Science

Four-billion-year-old Earth rock found in lunar sample

Pictured: Earth rock was found in a similar sample returned from Apollo 14. Source: AGeekMom (via Flickr)

By Milo Moran

We don’t know where the Moon came from. For all of human history, people have been able to look up at the night sky and see it. The Moon is intrinsically part of our story as a species: it has been personified as a deity by many prehistoric cultures, and to this day we see the face of the so called ‘Man in the Moon’. However, we are still unsure of its origin.

The three main theories are called Fission, Capture and Giant Impact. Fission is the now discredited belief that the Earth was once larger, but some of its mass was broken off and formed the Moon. Capture suggests that the Moon formed somewhere else in space and was passing by when the Earth’s gravity caught hold of it and pulled it into orbit. Giant Impact, the most popular theory, says that the Earth was once smaller until a body the size of Mars collided with us. Some of this debris joined the Earth, while some formed the Moon. This collision tilted the Earth’s axis, causing the seasons.

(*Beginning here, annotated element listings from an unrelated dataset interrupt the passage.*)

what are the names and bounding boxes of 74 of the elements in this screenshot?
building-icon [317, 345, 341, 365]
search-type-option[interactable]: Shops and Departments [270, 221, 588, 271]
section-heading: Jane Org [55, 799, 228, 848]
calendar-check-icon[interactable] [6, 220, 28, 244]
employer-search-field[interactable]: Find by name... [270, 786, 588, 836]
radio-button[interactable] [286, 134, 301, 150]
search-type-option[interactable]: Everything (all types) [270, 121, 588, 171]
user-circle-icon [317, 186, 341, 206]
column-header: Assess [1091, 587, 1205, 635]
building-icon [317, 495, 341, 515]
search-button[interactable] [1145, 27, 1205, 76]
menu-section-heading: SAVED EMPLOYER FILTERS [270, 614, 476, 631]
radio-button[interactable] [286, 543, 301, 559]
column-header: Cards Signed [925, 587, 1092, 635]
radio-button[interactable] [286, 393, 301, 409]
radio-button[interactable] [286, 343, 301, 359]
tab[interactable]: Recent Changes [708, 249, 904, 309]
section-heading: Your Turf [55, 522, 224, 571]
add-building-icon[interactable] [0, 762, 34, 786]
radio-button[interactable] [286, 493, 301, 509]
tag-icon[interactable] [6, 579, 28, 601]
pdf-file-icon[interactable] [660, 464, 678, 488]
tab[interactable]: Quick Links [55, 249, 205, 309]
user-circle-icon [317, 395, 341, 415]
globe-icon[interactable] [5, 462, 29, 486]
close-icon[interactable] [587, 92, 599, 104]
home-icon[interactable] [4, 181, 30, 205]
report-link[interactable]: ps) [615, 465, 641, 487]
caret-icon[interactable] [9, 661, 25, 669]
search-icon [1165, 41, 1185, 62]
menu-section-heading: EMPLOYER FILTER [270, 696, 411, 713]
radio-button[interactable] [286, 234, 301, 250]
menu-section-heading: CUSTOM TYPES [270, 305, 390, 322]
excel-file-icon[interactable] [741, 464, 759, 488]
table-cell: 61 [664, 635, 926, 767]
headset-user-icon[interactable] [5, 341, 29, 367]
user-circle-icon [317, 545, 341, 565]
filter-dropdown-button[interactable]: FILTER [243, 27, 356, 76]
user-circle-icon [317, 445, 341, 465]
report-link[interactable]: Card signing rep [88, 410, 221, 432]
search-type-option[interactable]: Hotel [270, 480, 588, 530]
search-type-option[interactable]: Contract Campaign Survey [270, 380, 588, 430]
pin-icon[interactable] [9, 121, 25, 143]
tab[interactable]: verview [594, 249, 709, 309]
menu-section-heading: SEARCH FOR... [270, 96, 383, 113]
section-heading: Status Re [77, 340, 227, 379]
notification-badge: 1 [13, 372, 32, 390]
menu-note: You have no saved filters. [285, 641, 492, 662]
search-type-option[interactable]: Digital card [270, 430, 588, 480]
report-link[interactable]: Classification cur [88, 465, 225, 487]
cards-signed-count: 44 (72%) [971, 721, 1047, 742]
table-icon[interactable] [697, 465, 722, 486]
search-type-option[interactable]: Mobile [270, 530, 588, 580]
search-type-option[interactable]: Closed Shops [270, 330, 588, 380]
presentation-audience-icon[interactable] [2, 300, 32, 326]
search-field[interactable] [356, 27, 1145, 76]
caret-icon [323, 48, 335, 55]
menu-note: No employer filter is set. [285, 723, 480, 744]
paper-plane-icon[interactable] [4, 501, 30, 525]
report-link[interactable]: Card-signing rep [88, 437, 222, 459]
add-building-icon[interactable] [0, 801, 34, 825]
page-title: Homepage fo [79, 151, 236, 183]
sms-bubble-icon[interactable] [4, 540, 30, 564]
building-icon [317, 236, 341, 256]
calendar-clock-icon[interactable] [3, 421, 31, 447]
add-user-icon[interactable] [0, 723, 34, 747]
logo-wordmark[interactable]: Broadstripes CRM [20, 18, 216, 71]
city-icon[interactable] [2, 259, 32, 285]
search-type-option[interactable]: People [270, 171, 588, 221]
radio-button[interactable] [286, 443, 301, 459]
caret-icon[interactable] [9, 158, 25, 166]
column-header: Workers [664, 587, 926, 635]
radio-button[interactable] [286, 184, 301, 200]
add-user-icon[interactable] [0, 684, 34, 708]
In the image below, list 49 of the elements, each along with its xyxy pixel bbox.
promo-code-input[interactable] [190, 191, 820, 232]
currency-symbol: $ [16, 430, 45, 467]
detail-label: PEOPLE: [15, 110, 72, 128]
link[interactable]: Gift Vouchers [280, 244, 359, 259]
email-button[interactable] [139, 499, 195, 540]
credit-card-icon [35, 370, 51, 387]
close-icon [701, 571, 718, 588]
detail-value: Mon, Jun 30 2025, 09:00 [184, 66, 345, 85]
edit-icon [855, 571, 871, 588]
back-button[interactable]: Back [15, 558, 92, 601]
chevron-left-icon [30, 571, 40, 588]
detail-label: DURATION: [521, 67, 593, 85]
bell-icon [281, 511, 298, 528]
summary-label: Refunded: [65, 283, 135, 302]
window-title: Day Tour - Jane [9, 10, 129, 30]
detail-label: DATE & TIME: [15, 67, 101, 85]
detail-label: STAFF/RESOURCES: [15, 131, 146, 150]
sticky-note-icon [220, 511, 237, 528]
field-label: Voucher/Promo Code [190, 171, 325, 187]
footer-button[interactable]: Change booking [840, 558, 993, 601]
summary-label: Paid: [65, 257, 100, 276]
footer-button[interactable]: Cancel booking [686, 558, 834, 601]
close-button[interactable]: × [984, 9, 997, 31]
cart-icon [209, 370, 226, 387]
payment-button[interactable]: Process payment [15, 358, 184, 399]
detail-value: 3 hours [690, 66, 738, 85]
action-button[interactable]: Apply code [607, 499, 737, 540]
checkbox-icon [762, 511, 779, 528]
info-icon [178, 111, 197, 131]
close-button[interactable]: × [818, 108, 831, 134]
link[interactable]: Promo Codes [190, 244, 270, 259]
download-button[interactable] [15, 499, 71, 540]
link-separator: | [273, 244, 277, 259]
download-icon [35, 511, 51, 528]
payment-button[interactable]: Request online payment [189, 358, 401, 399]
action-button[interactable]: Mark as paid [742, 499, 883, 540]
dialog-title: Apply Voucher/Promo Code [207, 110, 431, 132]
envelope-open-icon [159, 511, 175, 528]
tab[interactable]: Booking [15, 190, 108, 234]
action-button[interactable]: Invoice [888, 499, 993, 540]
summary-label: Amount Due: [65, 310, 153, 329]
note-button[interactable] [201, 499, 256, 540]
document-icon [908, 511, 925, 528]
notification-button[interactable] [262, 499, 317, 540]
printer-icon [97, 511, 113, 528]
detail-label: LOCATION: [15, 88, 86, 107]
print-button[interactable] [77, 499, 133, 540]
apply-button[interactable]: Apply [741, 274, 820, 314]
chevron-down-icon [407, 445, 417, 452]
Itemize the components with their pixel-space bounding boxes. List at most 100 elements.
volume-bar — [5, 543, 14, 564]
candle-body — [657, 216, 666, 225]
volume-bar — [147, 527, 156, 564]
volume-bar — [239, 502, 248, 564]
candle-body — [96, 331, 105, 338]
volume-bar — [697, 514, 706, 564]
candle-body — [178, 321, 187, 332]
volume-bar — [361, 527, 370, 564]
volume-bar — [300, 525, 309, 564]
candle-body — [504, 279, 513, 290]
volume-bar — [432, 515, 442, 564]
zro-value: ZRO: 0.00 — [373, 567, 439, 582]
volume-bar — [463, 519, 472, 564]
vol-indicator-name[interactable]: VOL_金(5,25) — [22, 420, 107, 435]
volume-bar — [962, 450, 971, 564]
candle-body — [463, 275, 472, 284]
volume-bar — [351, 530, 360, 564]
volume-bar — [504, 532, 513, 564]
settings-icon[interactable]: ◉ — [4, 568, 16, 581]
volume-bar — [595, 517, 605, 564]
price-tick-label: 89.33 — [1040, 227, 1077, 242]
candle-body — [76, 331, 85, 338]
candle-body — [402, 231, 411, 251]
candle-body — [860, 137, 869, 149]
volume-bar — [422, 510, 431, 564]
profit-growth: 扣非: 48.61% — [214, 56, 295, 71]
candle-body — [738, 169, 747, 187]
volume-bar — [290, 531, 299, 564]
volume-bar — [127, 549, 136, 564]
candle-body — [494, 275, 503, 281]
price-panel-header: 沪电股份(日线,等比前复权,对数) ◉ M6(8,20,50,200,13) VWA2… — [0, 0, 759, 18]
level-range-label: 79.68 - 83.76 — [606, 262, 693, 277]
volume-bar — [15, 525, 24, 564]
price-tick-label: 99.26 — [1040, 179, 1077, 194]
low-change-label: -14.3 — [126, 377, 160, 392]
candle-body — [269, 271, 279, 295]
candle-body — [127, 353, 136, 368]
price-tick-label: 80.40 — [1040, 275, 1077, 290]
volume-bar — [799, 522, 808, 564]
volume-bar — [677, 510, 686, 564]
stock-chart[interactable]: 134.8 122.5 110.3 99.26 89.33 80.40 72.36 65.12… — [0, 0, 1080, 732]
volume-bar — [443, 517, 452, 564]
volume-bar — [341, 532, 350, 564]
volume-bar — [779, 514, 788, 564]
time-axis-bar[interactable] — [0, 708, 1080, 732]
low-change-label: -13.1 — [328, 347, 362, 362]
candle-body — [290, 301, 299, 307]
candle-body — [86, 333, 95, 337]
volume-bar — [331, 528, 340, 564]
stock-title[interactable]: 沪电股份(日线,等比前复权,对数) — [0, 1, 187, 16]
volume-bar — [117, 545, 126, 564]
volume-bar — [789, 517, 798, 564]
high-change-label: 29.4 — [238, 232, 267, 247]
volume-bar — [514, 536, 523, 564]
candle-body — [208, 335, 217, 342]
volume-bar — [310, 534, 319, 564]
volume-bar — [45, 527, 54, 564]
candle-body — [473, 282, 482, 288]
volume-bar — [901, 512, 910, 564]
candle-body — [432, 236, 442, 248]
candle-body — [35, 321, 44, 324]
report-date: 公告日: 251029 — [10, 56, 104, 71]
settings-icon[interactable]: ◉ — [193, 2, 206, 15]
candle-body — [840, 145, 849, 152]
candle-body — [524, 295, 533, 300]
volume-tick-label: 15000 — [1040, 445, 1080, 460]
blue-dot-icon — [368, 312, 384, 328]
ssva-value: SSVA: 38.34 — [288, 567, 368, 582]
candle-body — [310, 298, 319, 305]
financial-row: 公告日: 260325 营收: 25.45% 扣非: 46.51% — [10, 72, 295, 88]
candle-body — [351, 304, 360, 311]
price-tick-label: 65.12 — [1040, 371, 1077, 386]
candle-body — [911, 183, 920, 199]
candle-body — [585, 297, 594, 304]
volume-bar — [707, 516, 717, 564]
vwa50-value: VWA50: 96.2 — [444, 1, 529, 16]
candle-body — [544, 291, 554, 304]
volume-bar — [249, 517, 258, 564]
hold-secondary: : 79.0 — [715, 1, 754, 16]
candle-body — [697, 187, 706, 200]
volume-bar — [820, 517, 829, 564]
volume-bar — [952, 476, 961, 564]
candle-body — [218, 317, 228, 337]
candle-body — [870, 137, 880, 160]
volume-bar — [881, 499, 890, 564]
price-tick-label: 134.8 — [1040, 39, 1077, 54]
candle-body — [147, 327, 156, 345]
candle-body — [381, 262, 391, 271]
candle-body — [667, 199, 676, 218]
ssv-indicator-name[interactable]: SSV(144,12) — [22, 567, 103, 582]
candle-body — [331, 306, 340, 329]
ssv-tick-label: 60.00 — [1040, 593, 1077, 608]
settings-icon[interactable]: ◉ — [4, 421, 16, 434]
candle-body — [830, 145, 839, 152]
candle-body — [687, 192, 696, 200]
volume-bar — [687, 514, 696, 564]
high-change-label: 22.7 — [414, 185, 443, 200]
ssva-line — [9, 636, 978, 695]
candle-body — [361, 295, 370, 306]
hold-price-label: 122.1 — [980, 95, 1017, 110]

Finding data about the Earth and Moon from such a long time ago is difficult, but the Center for Lunar Science and Exploration have announced that some rocks on the Moon originated on Earth. A lunar rock obtained by astronauts from Apollo 14 has been identified as coming from Earth about 4 billion years ago, during the Hadean eon. At this time, the Earth’s atmosphere was thinner, making it easier for comet or asteroid impacts to dislodge rocks from the planet. The Moon was also three times closer to us than it is now, making eclipses more common and increasing the likelihood that rocks jettisoned from the Earth would land there.

This has provided a terrifying insight into the early Earth: this rock was formed 20 kilometres beneath the surface, yet the impact events of the Hadean eon were so strong they blasted it out of the ground, and it ended up on the Moon. Asteroid impacts at the time have left craters thousands of kilometres in diameter. The Hadean eon is named after Hades, the Greek mythological hell: with a toxic and volatile atmosphere of hydrogen, methane, and ammonia, high levels of radioactive elements, and extremely high volcanic activity it’s easy to see why.

A high number of collisions in the Hadean eon is evidenced, not just on the Earth and Moon, but on other solar system bodies. The more we learn about this period of history, the closer we get to discovering the origin of our lunar companion.